A TensorFlow Implementation of DC-TTS: yet another text-to-speech model
Apache License 2.0
1.16k stars 370 forks source link

Horizontal Attention plot at synthesis #27

Open noetits opened 6 years ago

noetits commented 6 years ago

If you try, in synthesis, to save and show Attention computed with the model pretrained on LJ-speech for example, it will look like this: alignment_3

Why is it horizontal and not diagonal like during the training ? The synthesis works just fine though ...

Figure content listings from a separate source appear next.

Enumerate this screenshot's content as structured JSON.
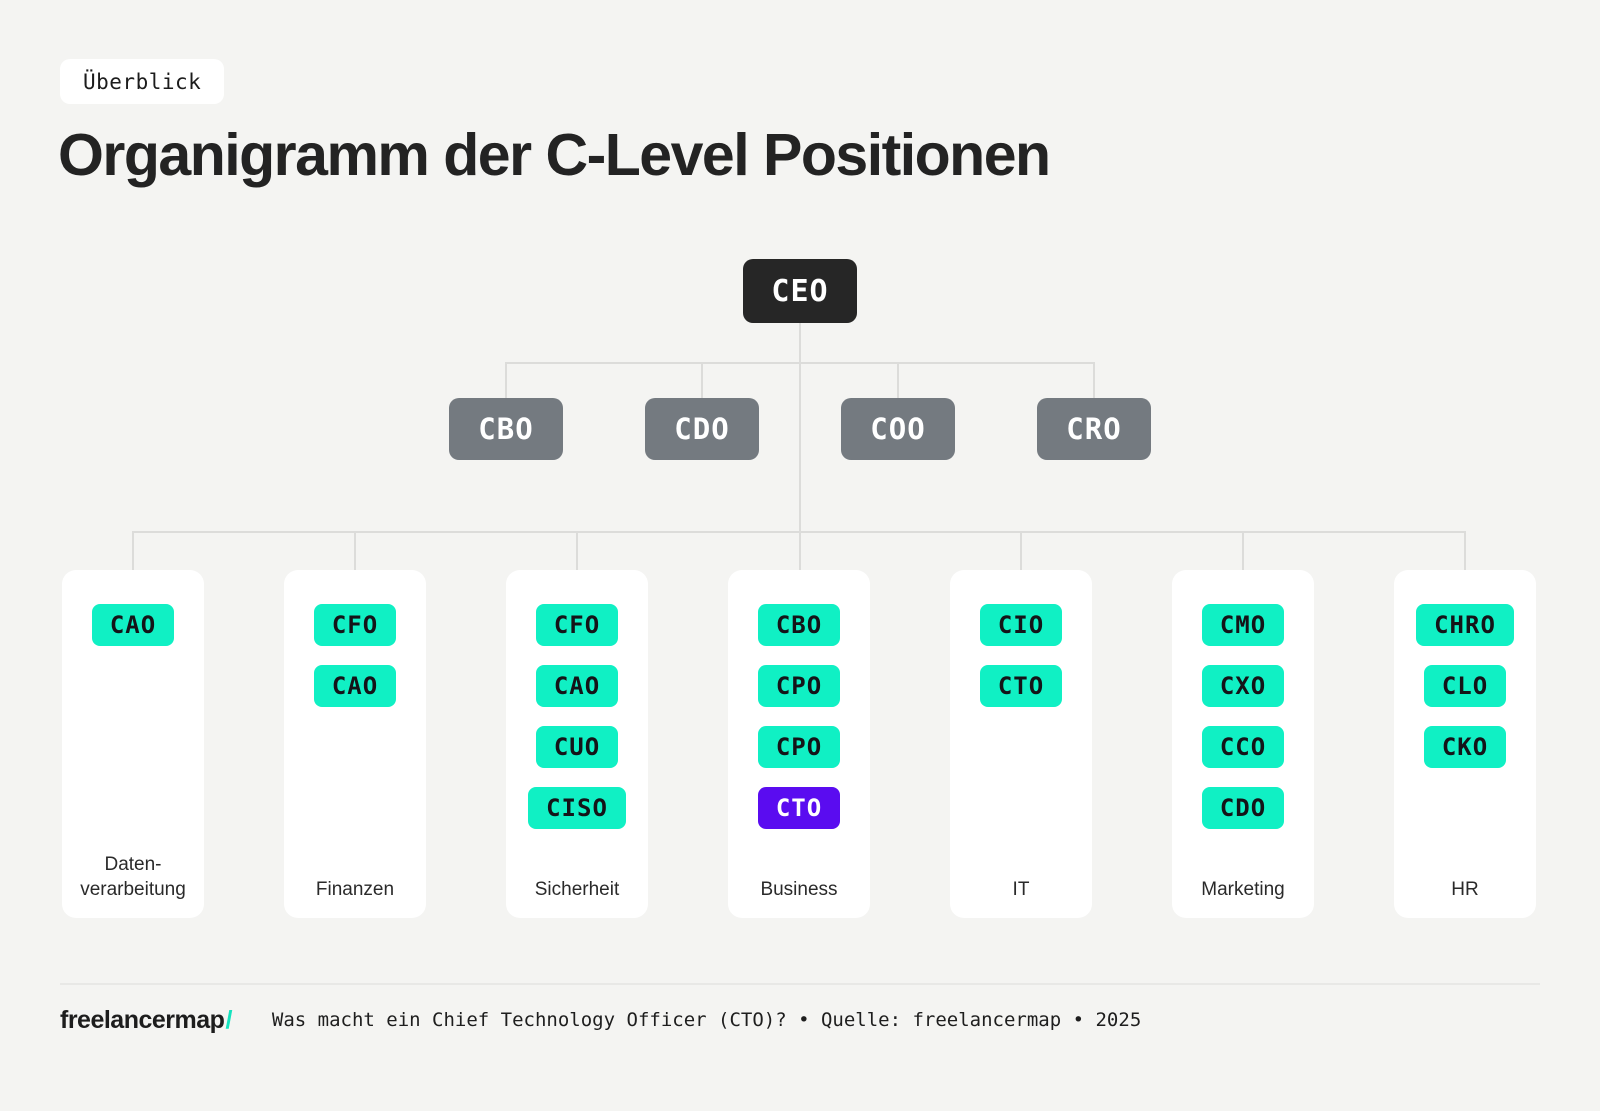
{
  "colors": {
    "background": "#f4f4f2",
    "card": "#ffffff",
    "ink": "#232323",
    "node_dark": "#262626",
    "node_gray": "#747a80",
    "chip_green": "#10f0c4",
    "chip_purple": "#5a0cf0",
    "connector": "#dcdcda",
    "logo_accent": "#14e3be"
  },
  "badge": {
    "label": "Überblick"
  },
  "title": "Organigramm der C-Level Positionen",
  "chart": {
    "root": {
      "label": "CEO"
    },
    "executives": [
      {
        "label": "CBO"
      },
      {
        "label": "CDO"
      },
      {
        "label": "COO"
      },
      {
        "label": "CRO"
      }
    ],
    "departments": [
      {
        "label": "Daten-\nverarbeitung",
        "roles": [
          {
            "label": "CAO",
            "variant": "green"
          }
        ]
      },
      {
        "label": "Finanzen",
        "roles": [
          {
            "label": "CFO",
            "variant": "green"
          },
          {
            "label": "CAO",
            "variant": "green"
          }
        ]
      },
      {
        "label": "Sicherheit",
        "roles": [
          {
            "label": "CFO",
            "variant": "green"
          },
          {
            "label": "CAO",
            "variant": "green"
          },
          {
            "label": "CUO",
            "variant": "green"
          },
          {
            "label": "CISO",
            "variant": "green"
          }
        ]
      },
      {
        "label": "Business",
        "roles": [
          {
            "label": "CBO",
            "variant": "green"
          },
          {
            "label": "CPO",
            "variant": "green"
          },
          {
            "label": "CPO",
            "variant": "green"
          },
          {
            "label": "CTO",
            "variant": "purple"
          }
        ]
      },
      {
        "label": "IT",
        "roles": [
          {
            "label": "CIO",
            "variant": "green"
          },
          {
            "label": "CTO",
            "variant": "green"
          }
        ]
      },
      {
        "label": "Marketing",
        "roles": [
          {
            "label": "CMO",
            "variant": "green"
          },
          {
            "label": "CXO",
            "variant": "green"
          },
          {
            "label": "CCO",
            "variant": "green"
          },
          {
            "label": "CDO",
            "variant": "green"
          }
        ]
      },
      {
        "label": "HR",
        "roles": [
          {
            "label": "CHRO",
            "variant": "green"
          },
          {
            "label": "CLO",
            "variant": "green"
          },
          {
            "label": "CKO",
            "variant": "green"
          }
        ]
      }
    ]
  },
  "footer": {
    "logo": "freelancermap",
    "logo_slash": "/",
    "caption": "Was macht ein Chief Technology Officer (CTO)? • Quelle: freelancermap • 2025"
  }
}
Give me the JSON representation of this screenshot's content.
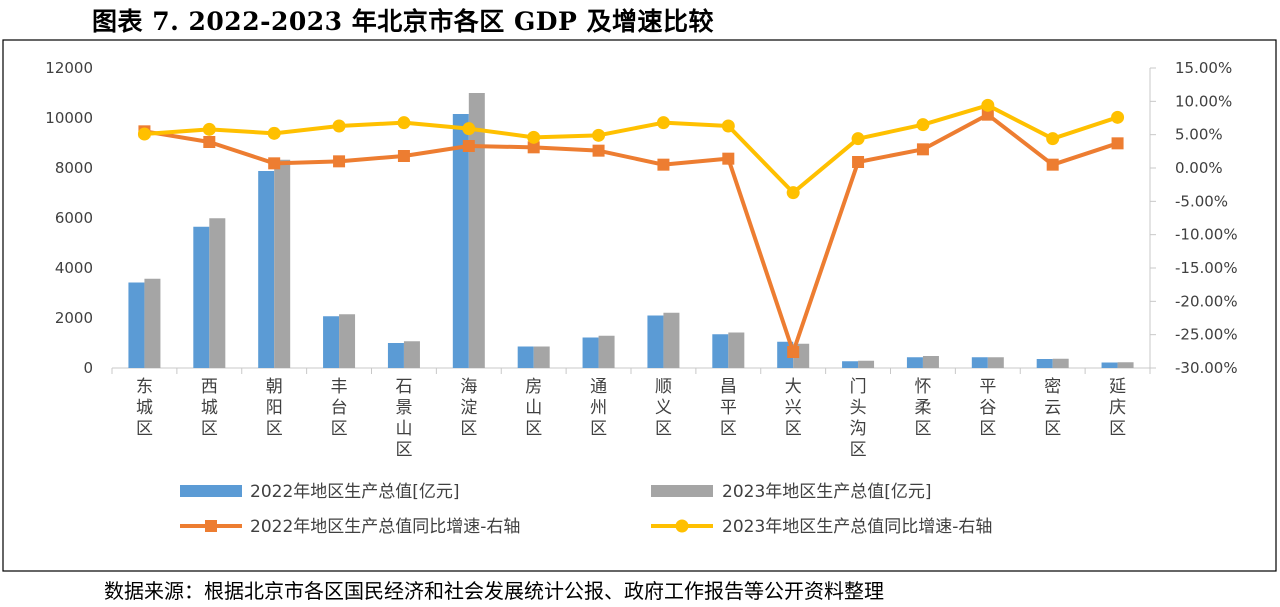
{
  "title": "图表 7.   2022-2023 年北京市各区 GDP 及增速比较",
  "source": "数据来源：根据北京市各区国民经济和社会发展统计公报、政府工作报告等公开资料整理",
  "chart_data": {
    "type": "bar",
    "title": "",
    "categories": [
      "东城区",
      "西城区",
      "朝阳区",
      "丰台区",
      "石景山区",
      "海淀区",
      "房山区",
      "通州区",
      "顺义区",
      "昌平区",
      "大兴区",
      "门头沟区",
      "怀柔区",
      "平谷区",
      "密云区",
      "延庆区"
    ],
    "category_lines": [
      [
        "东",
        "城",
        "区"
      ],
      [
        "西",
        "城",
        "区"
      ],
      [
        "朝",
        "阳",
        "区"
      ],
      [
        "丰",
        "台",
        "区"
      ],
      [
        "石",
        "景",
        "山",
        "区"
      ],
      [
        "海",
        "淀",
        "区"
      ],
      [
        "房",
        "山",
        "区"
      ],
      [
        "通",
        "州",
        "区"
      ],
      [
        "顺",
        "义",
        "区"
      ],
      [
        "昌",
        "平",
        "区"
      ],
      [
        "大",
        "兴",
        "区"
      ],
      [
        "门",
        "头",
        "沟",
        "区"
      ],
      [
        "怀",
        "柔",
        "区"
      ],
      [
        "平",
        "谷",
        "区"
      ],
      [
        "密",
        "云",
        "区"
      ],
      [
        "延",
        "庆",
        "区"
      ]
    ],
    "y_left": {
      "min": 0,
      "max": 12000,
      "step": 2000,
      "ticks": [
        "0",
        "2000",
        "4000",
        "6000",
        "8000",
        "10000",
        "12000"
      ]
    },
    "y_right": {
      "min": -30,
      "max": 15,
      "step": 5,
      "ticks": [
        "-30.00%",
        "-25.00%",
        "-20.00%",
        "-15.00%",
        "-10.00%",
        "-5.00%",
        "0.00%",
        "5.00%",
        "10.00%",
        "15.00%"
      ]
    },
    "grid": false,
    "legend_position": "bottom",
    "series": [
      {
        "name": "2022年地区生产总值[亿元]",
        "type": "bar",
        "axis": "left",
        "color": "#5B9BD5",
        "values": [
          3420,
          5650,
          7880,
          2070,
          1000,
          10160,
          860,
          1220,
          2100,
          1350,
          1050,
          270,
          430,
          430,
          360,
          220
        ]
      },
      {
        "name": "2023年地区生产总值[亿元]",
        "type": "bar",
        "axis": "left",
        "color": "#A5A5A5",
        "values": [
          3570,
          5990,
          8330,
          2150,
          1070,
          11000,
          860,
          1290,
          2210,
          1420,
          970,
          290,
          480,
          430,
          370,
          230
        ]
      },
      {
        "name": "2022年地区生产总值同比增速-右轴",
        "type": "line",
        "axis": "right",
        "color": "#ED7D31",
        "marker": "square",
        "values": [
          5.5,
          3.9,
          0.7,
          1.0,
          1.8,
          3.3,
          3.1,
          2.6,
          0.5,
          1.4,
          -27.6,
          0.9,
          2.8,
          8.0,
          0.5,
          3.7
        ]
      },
      {
        "name": "2023年地区生产总值同比增速-右轴",
        "type": "line",
        "axis": "right",
        "color": "#FFC000",
        "marker": "circle",
        "values": [
          5.1,
          5.8,
          5.2,
          6.3,
          6.8,
          5.9,
          4.6,
          4.9,
          6.8,
          6.3,
          -3.7,
          4.4,
          6.5,
          9.4,
          4.4,
          7.6
        ]
      }
    ]
  }
}
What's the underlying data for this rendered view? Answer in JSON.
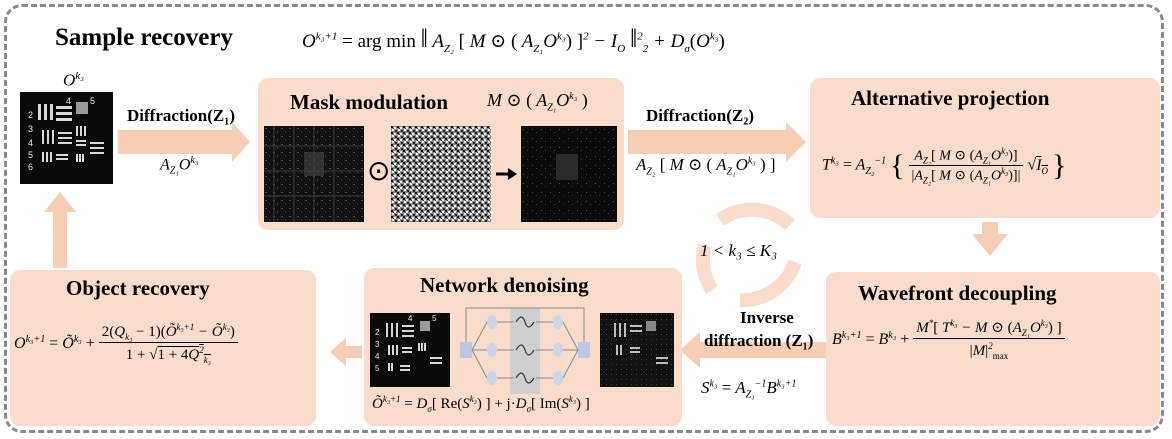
{
  "title": "Sample recovery",
  "top_equation": "O^{k3+1} = arg min ‖ |A_{Z2}[M ⊙ (A_{Z1} O^{k3})]|² − I_O ‖₂² + D_σ(O^{k3})",
  "sample_image_label": "O^{k3}",
  "diffraction1": {
    "label": "Diffraction(Z₁)",
    "expr": "A_{Z1} O^{k3}"
  },
  "mask_modulation": {
    "title": "Mask modulation",
    "expr": "M ⊙ (A_{Z1} O^{k3})",
    "odot": "⊙"
  },
  "diffraction2": {
    "label": "Diffraction(Z₂)",
    "expr": "A_{Z2}[M ⊙ (A_{Z1} O^{k3})]"
  },
  "alternative_projection": {
    "title": "Alternative projection",
    "equation": "T^{k3} = A_{Z2}^{-1} { A_{Z2}[M ⊙ (A_{Z1}O^{k3})] / |A_{Z2}[M ⊙ (A_{Z1}O^{k3})]| · √I_O }"
  },
  "loop_condition": "1 < k₃ ≤ K₃",
  "wavefront_decoupling": {
    "title": "Wavefront decoupling",
    "equation": "B^{k3+1} = B^{k3} + M*[T^{k3} − M ⊙ (A_{Z1}O^{k3})] / |M|²max"
  },
  "inverse_diffraction": {
    "label_line1": "Inverse",
    "label_line2": "diffraction (Z₁)",
    "expr": "S^{k3} = A_{Z1}^{-1} B^{k3+1}"
  },
  "network_denoising": {
    "title": "Network denoising",
    "equation": "Õ^{k3+1} = D_σ[Re(S^{k3})] + j·D_σ[Im(S^{k3})]"
  },
  "object_recovery": {
    "title": "Object recovery",
    "equation": "O^{k3+1} = Õ^{k3} + 2(Q_{k3} − 1)(Õ^{k3+1} − Õ^{k3}) / (1 + √(1 + 4Q²_{k3}))"
  },
  "colors": {
    "panel": "#f9dccb",
    "arrow": "#f6cdb5",
    "frame": "#8a8a8a"
  }
}
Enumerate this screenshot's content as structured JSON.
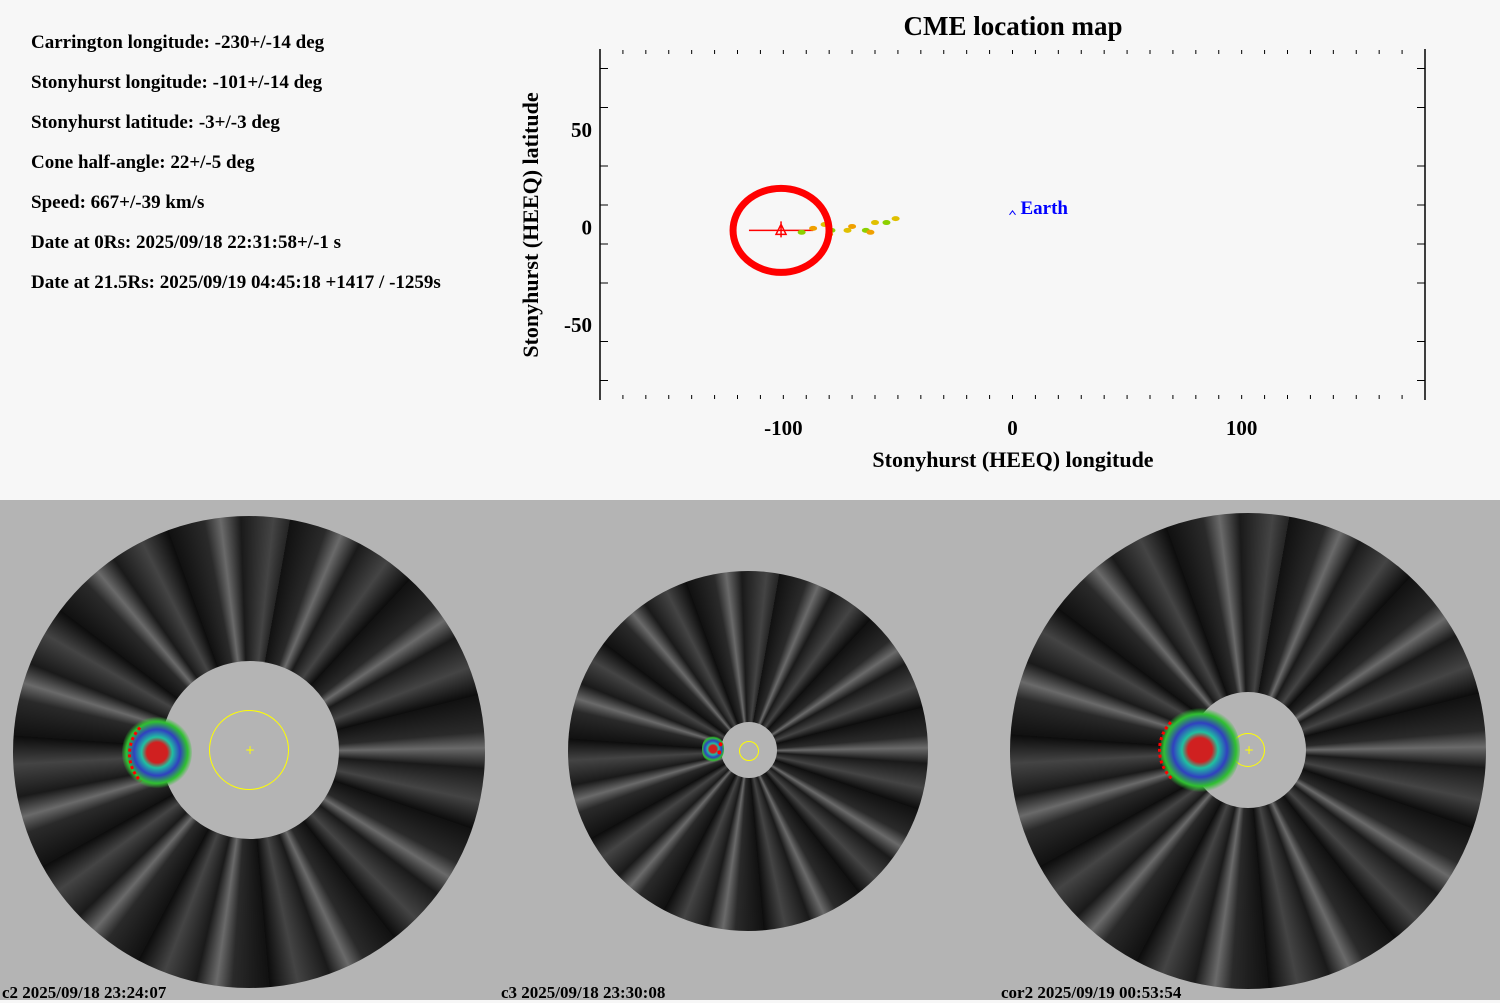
{
  "info": [
    "Carrington longitude: -230+/-14 deg",
    "Stonyhurst longitude: -101+/-14 deg",
    "Stonyhurst latitude: -3+/-3 deg",
    "Cone half-angle: 22+/-5 deg",
    "Speed: 667+/-39 km/s",
    "Date at 0Rs: 2025/09/18 22:31:58+/-1 s",
    "Date at 21.5Rs: 2025/09/19 04:45:18 +1417 / -1259s"
  ],
  "chart_data": {
    "type": "scatter",
    "title": "CME location map",
    "xlabel": "Stonyhurst (HEEQ) longitude",
    "ylabel": "Stonyhurst (HEEQ) latitude",
    "xlim": [
      -180,
      180
    ],
    "ylim": [
      -90,
      90
    ],
    "xticks": [
      "-100",
      "0",
      "100"
    ],
    "xtick_values": [
      -100,
      0,
      100
    ],
    "yticks": [
      "50",
      "0",
      "-50"
    ],
    "ytick_values": [
      50,
      0,
      -50
    ],
    "cme": {
      "lon": -101,
      "lat": -3,
      "lon_err": 14,
      "color": "#ff0000"
    },
    "earth": {
      "label": "Earth",
      "lon": 0,
      "lat": 7,
      "color": "#0000ff"
    },
    "ensemble_points": [
      [
        -92,
        -4
      ],
      [
        -87,
        -2
      ],
      [
        -82,
        0
      ],
      [
        -79,
        -3
      ],
      [
        -72,
        -3
      ],
      [
        -70,
        -1
      ],
      [
        -64,
        -3
      ],
      [
        -62,
        -4
      ],
      [
        -60,
        1
      ],
      [
        -55,
        1
      ],
      [
        -51,
        3
      ],
      [
        -80,
        -5
      ]
    ]
  },
  "panels": [
    {
      "label": "c2 2025/09/18 23:24:07"
    },
    {
      "label": "c3 2025/09/18 23:30:08"
    },
    {
      "label": "cor2 2025/09/19 00:53:54"
    }
  ]
}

If I comment, in "networks.py", in the function "Attention" the part corresponding to "monotonic attention" like this:

    A = tf.matmul(Q, K, transpose_b=True) * tf.rsqrt(tf.to_float(hp.d))
    # if mononotic_attention:  # for inference
    #     key_masks = tf.sequence_mask(prev_max_attentions, hp.max_N)
    #     reverse_masks = tf.sequence_mask(hp.max_N - hp.attention_win_size - prev_max_attentions, hp.max_N)[:, ::-1]
    #     masks = tf.logical_or(key_masks, reverse_masks)
    #     masks = tf.tile(tf.expand_dims(masks, 1), [1, hp.max_T, 1])
    #     paddings = tf.ones_like(A) * (-2 ** 32 + 1)  # (B, T/r, N)
    #     A = tf.where(tf.equal(masks, False), A, paddings)
    A = tf.nn.softmax(A) # (B, T/r, N)
    max_attentions = tf.argmax(A, -1)  # (B, T/r)
    R = tf.matmul(A, V)
    R = tf.concat((R, Q), -1)

The attention plot will be of diagonal shape, and the synthesis not too bad but will have the problem mentioned in the paper: may skip letters or pronounce several times parts of words.

inventor617 commented 1 year ago

@noetits Hi, how did you solve the problem?What kind of verions of python, GPU did you use? I have the same problem.